Republicans must choose: Electoral success or Trump?

If the Republicans’ election failure on Tuesday has a silver lining, it’s that it will persuade more of them that former President Donald Trump is a massive liability and turn them decisively away from him. That might compensate for the GOP’s inability to achieve even average midterm success despite facing an unpopular first-term president presiding over an economy in shambles.

But what happened? Why couldn’t Republicans take advantage of those ideal circumstances and tap into the demographics that seemed to be leaning their way? Because the blue party was able to depict the GOP plausibly as the party of Trump and so raise doubts about its fitness to govern. Astonishingly, independents split evenly rather than siding sharply against the incumbent, as historically they do.

Trump’s loyalty tests about the “stolen” election also ensured there were hundreds of GOP candidates who were pushed into the national scene just because they were willing to claim he won in 2020. The public knows this is untrue and that he lost to President Joe Biden. It’s generally the Left, with its woke nonsense on race and gender, that insists people accept obvious falsehoods. But it’s what Trump and his acolytes, gripped by their monomania, do equally implausibly about the election two years ago. Decent, ordinary people disdain mountebank pols who peddle rubbish. Most people don’t want to be governed by charlatans.

Ironically, as the lamentable results for Republicans turned into a spate on the night of the election, Trump reportedly raged inside Mar-a-Lago about bad candidates. But he had no one to blame but himself. They were his people. Every single “MAGA” Republican who was boosted by Democrats in the primaries went on to blow it in the general election, as the blue party bet they would. It was cynical, but it worked. Democrats ran against the people they wanted to run against. They didn’t just define their enemies, they helped choose them.

So why would the Republican Party choose any candidate whom Democrats want as their opponent? Most obviously, why even consider nominating Trump for the presidency again in 2024 when he’s already been handily beaten before? The GOP has many better options. Republicans who governed effectively in Florida, New Hampshire, Ohio, Iowa, Georgia, and elsewhere, to name only the gubernatorial possibilities, cantered home with big margins of victory.

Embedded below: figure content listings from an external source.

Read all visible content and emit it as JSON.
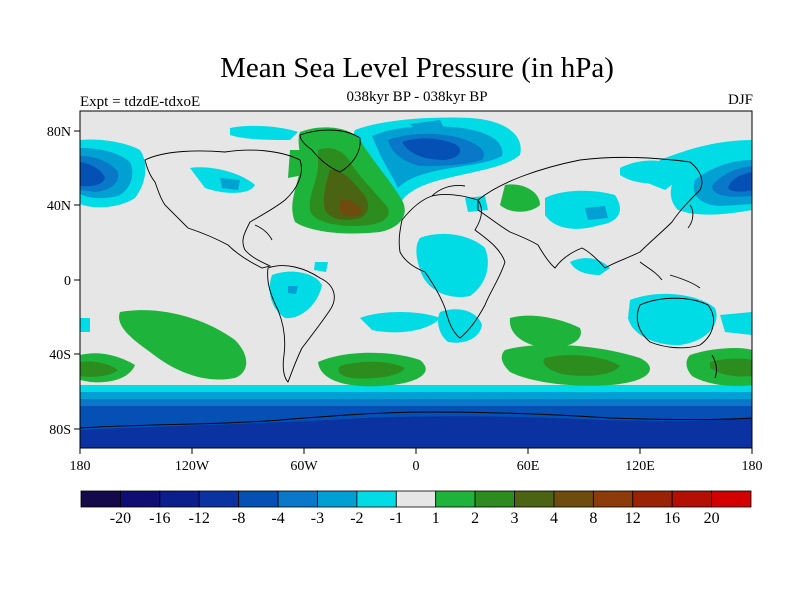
{
  "header": {
    "title": "Mean Sea Level Pressure (in hPa)",
    "subtitle": "038kyr BP - 038kyr BP",
    "experiment": "Expt = tdzdE-tdxoE",
    "season": "DJF"
  },
  "map": {
    "lat_ticks": [
      "80N",
      "40N",
      "0",
      "40S",
      "80S"
    ],
    "lon_ticks": [
      "180",
      "120W",
      "60W",
      "0",
      "60E",
      "120E",
      "180"
    ]
  },
  "colorbar": {
    "labels": [
      "-20",
      "-16",
      "-12",
      "-8",
      "-4",
      "-3",
      "-2",
      "-1",
      "1",
      "2",
      "3",
      "4",
      "8",
      "12",
      "16",
      "20"
    ],
    "colors": [
      "#140a4a",
      "#0f0f73",
      "#0a1e8c",
      "#0a32a0",
      "#0550b4",
      "#0a78c8",
      "#00a0d2",
      "#00dce6",
      "#e6e6e6",
      "#1eb43c",
      "#2d8c1e",
      "#4b6414",
      "#6e4b0f",
      "#8c3c0a",
      "#9b2305",
      "#b40f05",
      "#d20000"
    ]
  }
}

Their success and competence threaten Trump. He cannot abide Gov. Brian Kemp (R-GA), for example, because he rightly burst Trump’s bubble in Georgia two years ago. Yet Kemp handily beat Democrat Stacey Abrams for a second term. Likewise, and to an even greater degree, Trump is threatened by Gov. Ron DeSantis, who romped to victory in Florida by 20 points, flipping once solidly blue counties such as Miami-Dade red in the process.

Immediately before DeSantis’s landslide became a reality, Trump and his team threatened the governor in a way that was as disgusting as it was fearful. To intimidate DeSantis into staying out of the 2024 presidential race, in which bookies now favor him to beat Trump, the former president said, “If he did run, I will tell you things about him that won’t be very flattering. I know more about him than anybody other than perhaps his wife, who is really running his campaign.”

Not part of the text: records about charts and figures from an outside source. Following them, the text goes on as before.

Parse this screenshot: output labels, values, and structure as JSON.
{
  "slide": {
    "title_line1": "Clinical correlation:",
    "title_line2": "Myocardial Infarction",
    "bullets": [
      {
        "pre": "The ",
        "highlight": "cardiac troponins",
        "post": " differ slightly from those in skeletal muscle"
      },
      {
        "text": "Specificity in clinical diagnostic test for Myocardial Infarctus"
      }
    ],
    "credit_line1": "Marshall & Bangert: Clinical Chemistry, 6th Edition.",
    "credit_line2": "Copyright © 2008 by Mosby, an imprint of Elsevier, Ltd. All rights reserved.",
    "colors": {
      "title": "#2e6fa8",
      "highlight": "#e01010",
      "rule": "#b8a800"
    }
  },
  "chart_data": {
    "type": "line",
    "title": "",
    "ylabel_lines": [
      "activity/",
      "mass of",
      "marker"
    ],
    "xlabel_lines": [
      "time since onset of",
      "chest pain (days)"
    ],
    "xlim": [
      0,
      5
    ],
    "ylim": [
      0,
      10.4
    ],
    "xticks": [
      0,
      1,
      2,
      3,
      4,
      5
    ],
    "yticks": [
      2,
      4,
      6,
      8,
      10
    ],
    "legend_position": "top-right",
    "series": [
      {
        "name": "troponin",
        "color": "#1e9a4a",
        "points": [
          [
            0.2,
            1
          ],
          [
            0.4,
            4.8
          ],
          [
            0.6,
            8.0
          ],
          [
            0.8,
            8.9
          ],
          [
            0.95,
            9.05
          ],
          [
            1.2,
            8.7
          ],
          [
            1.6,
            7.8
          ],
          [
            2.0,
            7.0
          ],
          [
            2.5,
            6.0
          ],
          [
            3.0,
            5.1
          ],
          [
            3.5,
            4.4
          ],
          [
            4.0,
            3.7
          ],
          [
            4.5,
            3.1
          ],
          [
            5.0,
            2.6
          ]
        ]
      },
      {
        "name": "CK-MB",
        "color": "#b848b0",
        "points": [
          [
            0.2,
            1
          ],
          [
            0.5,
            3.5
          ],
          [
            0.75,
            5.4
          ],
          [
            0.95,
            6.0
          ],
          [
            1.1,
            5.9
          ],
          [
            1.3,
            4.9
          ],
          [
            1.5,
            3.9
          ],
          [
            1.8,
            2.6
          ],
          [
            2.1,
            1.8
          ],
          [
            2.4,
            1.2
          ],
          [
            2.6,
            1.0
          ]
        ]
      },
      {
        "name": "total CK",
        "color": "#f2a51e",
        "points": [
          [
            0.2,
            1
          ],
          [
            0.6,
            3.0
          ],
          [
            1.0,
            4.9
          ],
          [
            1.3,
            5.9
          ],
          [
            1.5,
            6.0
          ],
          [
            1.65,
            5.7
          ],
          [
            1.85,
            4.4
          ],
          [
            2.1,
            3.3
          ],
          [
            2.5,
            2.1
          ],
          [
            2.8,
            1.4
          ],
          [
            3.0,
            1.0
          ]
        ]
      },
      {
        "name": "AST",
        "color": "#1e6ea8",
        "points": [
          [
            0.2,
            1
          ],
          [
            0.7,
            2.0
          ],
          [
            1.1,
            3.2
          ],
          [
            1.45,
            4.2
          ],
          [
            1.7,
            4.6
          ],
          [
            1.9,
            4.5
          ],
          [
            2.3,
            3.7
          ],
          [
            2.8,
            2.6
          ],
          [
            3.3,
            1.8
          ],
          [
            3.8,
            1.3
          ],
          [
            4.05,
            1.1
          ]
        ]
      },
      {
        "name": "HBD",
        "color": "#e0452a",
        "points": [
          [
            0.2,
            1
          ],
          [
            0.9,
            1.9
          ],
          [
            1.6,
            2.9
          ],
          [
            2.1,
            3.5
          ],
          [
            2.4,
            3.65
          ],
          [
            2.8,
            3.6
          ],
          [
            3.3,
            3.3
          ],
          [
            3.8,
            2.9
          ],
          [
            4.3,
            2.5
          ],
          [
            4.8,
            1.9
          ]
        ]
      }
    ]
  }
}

Before that, two Trump lawyers belittled DeSantis, damning him with faint praise. Alina Habba said, “DeSantis is DeSantis because of Trump … I think I like what DeSantis is doing in Florida, but he needs to stay in Florida. He’s not ready yet.” Christina Bobb, another Trump lawyer, added, “Just stay where you are. You are doing a great job in Florida … Don’t jump the gun.” In other words, DeSantis is Trump’s creation, he’s only a big deal because of his patron, he’s getting uppity, and he’d better watch out if he knows what’s good for him.

But none of that explains DeSantis’s crushing victory on Tuesday. DeSantis turned a big swing state deep red. He won 55% of Miami-Dade County, where a majority of the public is Hispanic — 9 points better than Trump managed. The governor aptly summed up his qualifications, explaining, “Florida was a refuge of sanity when the world went mad. We have embraced freedom. We have maintained law and order. We have protected the rights of parents. We have respected our taxpayers. And we reject woke ideology.”

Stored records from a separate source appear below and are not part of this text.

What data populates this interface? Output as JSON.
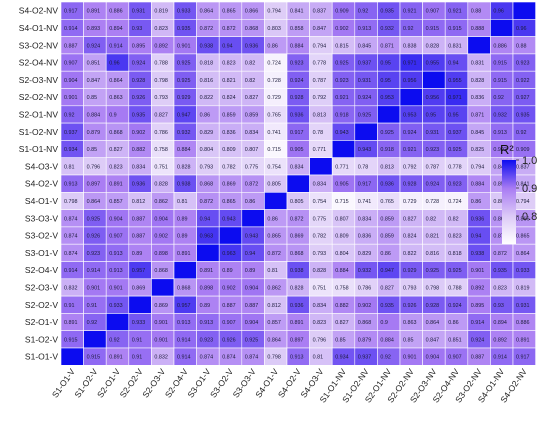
{
  "chart_data": {
    "type": "heatmap",
    "colorbar": {
      "title": "R²",
      "range": [
        0.7,
        1.0
      ],
      "ticks": [
        "1.0",
        "0.9",
        "0.8"
      ],
      "tick_values": [
        1.0,
        0.9,
        0.8
      ],
      "colors": {
        "low": "#ffffff",
        "mid": "#a97cf3",
        "high": "#0c0cf0"
      }
    },
    "row_labels": [
      "S4-O2-NV",
      "S4-O1-NV",
      "S3-O2-NV",
      "S2-O4-NV",
      "S2-O3-NV",
      "S2-O2-NV",
      "S2-O1-NV",
      "S1-O2-NV",
      "S1-O1-NV",
      "S4-O3-V",
      "S4-O2-V",
      "S4-O1-V",
      "S3-O3-V",
      "S3-O2-V",
      "S3-O1-V",
      "S2-O4-V",
      "S2-O3-V",
      "S2-O2-V",
      "S2-O1-V",
      "S1-O2-V",
      "S1-O1-V"
    ],
    "col_labels": [
      "S1-O1-V",
      "S1-O2-V",
      "S2-O1-V",
      "S2-O2-V",
      "S2-O3-V",
      "S2-O4-V",
      "S3-O1-V",
      "S3-O2-V",
      "S3-O3-V",
      "S4-O1-V",
      "S4-O2-V",
      "S4-O3-V",
      "S1-O1-NV",
      "S1-O2-NV",
      "S2-O1-NV",
      "S2-O2-NV",
      "S2-O3-NV",
      "S2-O4-NV",
      "S3-O2-NV",
      "S4-O1-NV",
      "S4-O2-NV"
    ],
    "values": [
      [
        0.917,
        0.891,
        0.886,
        0.931,
        0.819,
        0.933,
        0.864,
        0.865,
        0.866,
        0.794,
        0.841,
        0.837,
        0.909,
        0.92,
        0.935,
        0.921,
        0.907,
        0.921,
        0.88,
        0.96,
        null
      ],
      [
        0.914,
        0.893,
        0.894,
        0.93,
        0.823,
        0.935,
        0.872,
        0.872,
        0.868,
        0.803,
        0.858,
        0.847,
        0.902,
        0.913,
        0.932,
        0.92,
        0.915,
        0.915,
        0.888,
        null,
        0.96
      ],
      [
        0.887,
        0.924,
        0.914,
        0.895,
        0.892,
        0.901,
        0.938,
        0.94,
        0.936,
        0.86,
        0.884,
        0.794,
        0.815,
        0.845,
        0.871,
        0.838,
        0.828,
        0.831,
        null,
        0.886,
        0.88
      ],
      [
        0.907,
        0.851,
        0.96,
        0.924,
        0.788,
        0.925,
        0.818,
        0.823,
        0.82,
        0.724,
        0.923,
        0.778,
        0.925,
        0.937,
        0.95,
        0.971,
        0.955,
        0.94,
        0.831,
        0.915,
        0.923
      ],
      [
        0.904,
        0.847,
        0.864,
        0.928,
        0.798,
        0.925,
        0.816,
        0.821,
        0.82,
        0.728,
        0.924,
        0.787,
        0.923,
        0.931,
        0.95,
        0.956,
        null,
        0.955,
        0.828,
        0.915,
        0.922
      ],
      [
        0.901,
        0.85,
        0.863,
        0.926,
        0.793,
        0.929,
        0.822,
        0.824,
        0.827,
        0.729,
        0.928,
        0.792,
        0.921,
        0.924,
        0.953,
        null,
        0.956,
        0.971,
        0.836,
        0.92,
        0.927
      ],
      [
        0.92,
        0.884,
        0.9,
        0.935,
        0.827,
        0.947,
        0.86,
        0.859,
        0.859,
        0.765,
        0.936,
        0.813,
        0.918,
        0.925,
        null,
        0.953,
        0.95,
        0.95,
        0.871,
        0.932,
        0.935
      ],
      [
        0.937,
        0.879,
        0.868,
        0.902,
        0.786,
        0.932,
        0.829,
        0.836,
        0.834,
        0.741,
        0.917,
        0.78,
        0.943,
        null,
        0.925,
        0.924,
        0.931,
        0.937,
        0.845,
        0.913,
        0.92
      ],
      [
        0.934,
        0.85,
        0.827,
        0.882,
        0.758,
        0.884,
        0.804,
        0.809,
        0.807,
        0.715,
        0.905,
        0.771,
        null,
        0.943,
        0.918,
        0.921,
        0.923,
        0.925,
        0.825,
        0.902,
        0.909
      ],
      [
        0.81,
        0.796,
        0.823,
        0.834,
        0.751,
        0.828,
        0.793,
        0.782,
        0.775,
        0.754,
        0.834,
        null,
        0.771,
        0.78,
        0.813,
        0.792,
        0.787,
        0.778,
        0.794,
        0.847,
        0.837
      ],
      [
        0.913,
        0.897,
        0.891,
        0.936,
        0.828,
        0.938,
        0.868,
        0.869,
        0.872,
        0.805,
        null,
        0.834,
        0.905,
        0.917,
        0.936,
        0.928,
        0.924,
        0.923,
        0.884,
        0.858,
        0.841
      ],
      [
        0.798,
        0.864,
        0.857,
        0.812,
        0.862,
        0.81,
        0.872,
        0.865,
        0.86,
        null,
        0.805,
        0.754,
        0.715,
        0.741,
        0.765,
        0.729,
        0.728,
        0.724,
        0.86,
        0.803,
        0.794
      ],
      [
        0.874,
        0.925,
        0.904,
        0.887,
        0.904,
        0.89,
        0.94,
        0.943,
        null,
        0.86,
        0.872,
        0.775,
        0.807,
        0.834,
        0.859,
        0.827,
        0.82,
        0.82,
        0.936,
        0.868,
        0.866
      ],
      [
        0.874,
        0.926,
        0.907,
        0.887,
        0.902,
        0.89,
        0.963,
        null,
        0.943,
        0.865,
        0.869,
        0.782,
        0.809,
        0.836,
        0.859,
        0.824,
        0.821,
        0.823,
        0.94,
        0.872,
        0.865
      ],
      [
        0.874,
        0.923,
        0.913,
        0.89,
        0.898,
        0.891,
        null,
        0.963,
        0.94,
        0.872,
        0.868,
        0.793,
        0.804,
        0.829,
        0.86,
        0.822,
        0.816,
        0.818,
        0.938,
        0.872,
        0.864
      ],
      [
        0.914,
        0.914,
        0.913,
        0.957,
        0.868,
        null,
        0.891,
        0.89,
        0.89,
        0.81,
        0.938,
        0.828,
        0.884,
        0.932,
        0.947,
        0.929,
        0.925,
        0.925,
        0.901,
        0.935,
        0.933
      ],
      [
        0.832,
        0.901,
        0.901,
        0.869,
        null,
        0.868,
        0.898,
        0.902,
        0.904,
        0.862,
        0.828,
        0.751,
        0.758,
        0.786,
        0.827,
        0.793,
        0.798,
        0.788,
        0.892,
        0.823,
        0.819
      ],
      [
        0.91,
        0.91,
        0.933,
        null,
        0.869,
        0.957,
        0.89,
        0.887,
        0.887,
        0.812,
        0.936,
        0.834,
        0.882,
        0.902,
        0.935,
        0.926,
        0.928,
        0.924,
        0.895,
        0.93,
        0.931
      ],
      [
        0.891,
        0.92,
        null,
        0.933,
        0.901,
        0.913,
        0.913,
        0.907,
        0.904,
        0.857,
        0.891,
        0.823,
        0.827,
        0.868,
        0.9,
        0.863,
        0.864,
        0.86,
        0.914,
        0.894,
        0.886
      ],
      [
        0.915,
        null,
        0.92,
        0.91,
        0.901,
        0.914,
        0.923,
        0.926,
        0.925,
        0.864,
        0.897,
        0.796,
        0.85,
        0.879,
        0.884,
        0.85,
        0.847,
        0.851,
        0.924,
        0.892,
        0.891
      ],
      [
        null,
        0.915,
        0.891,
        0.91,
        0.832,
        0.914,
        0.874,
        0.874,
        0.874,
        0.798,
        0.913,
        0.81,
        0.934,
        0.937,
        0.92,
        0.901,
        0.904,
        0.907,
        0.887,
        0.914,
        0.917
      ]
    ]
  }
}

The biggest, most important step toward sanity and full electability that the Republican Party can take is to recognize that Trump is yesterday’s man, not today’s or tomorrow’s. Whether it chooses DeSantis or any one of several other strong possible candidates, it can get an effective and electable happy warrior who focuses on voters’ concerns, not on his own. And it doesn’t need to accept Trumpian drama and chaos to get it.

The needs of the Republican Party align with those of the nation — that’s the thing about democracy. But will Republicans be willing to do what it takes to move forward? For the country’s sake, we should hope so.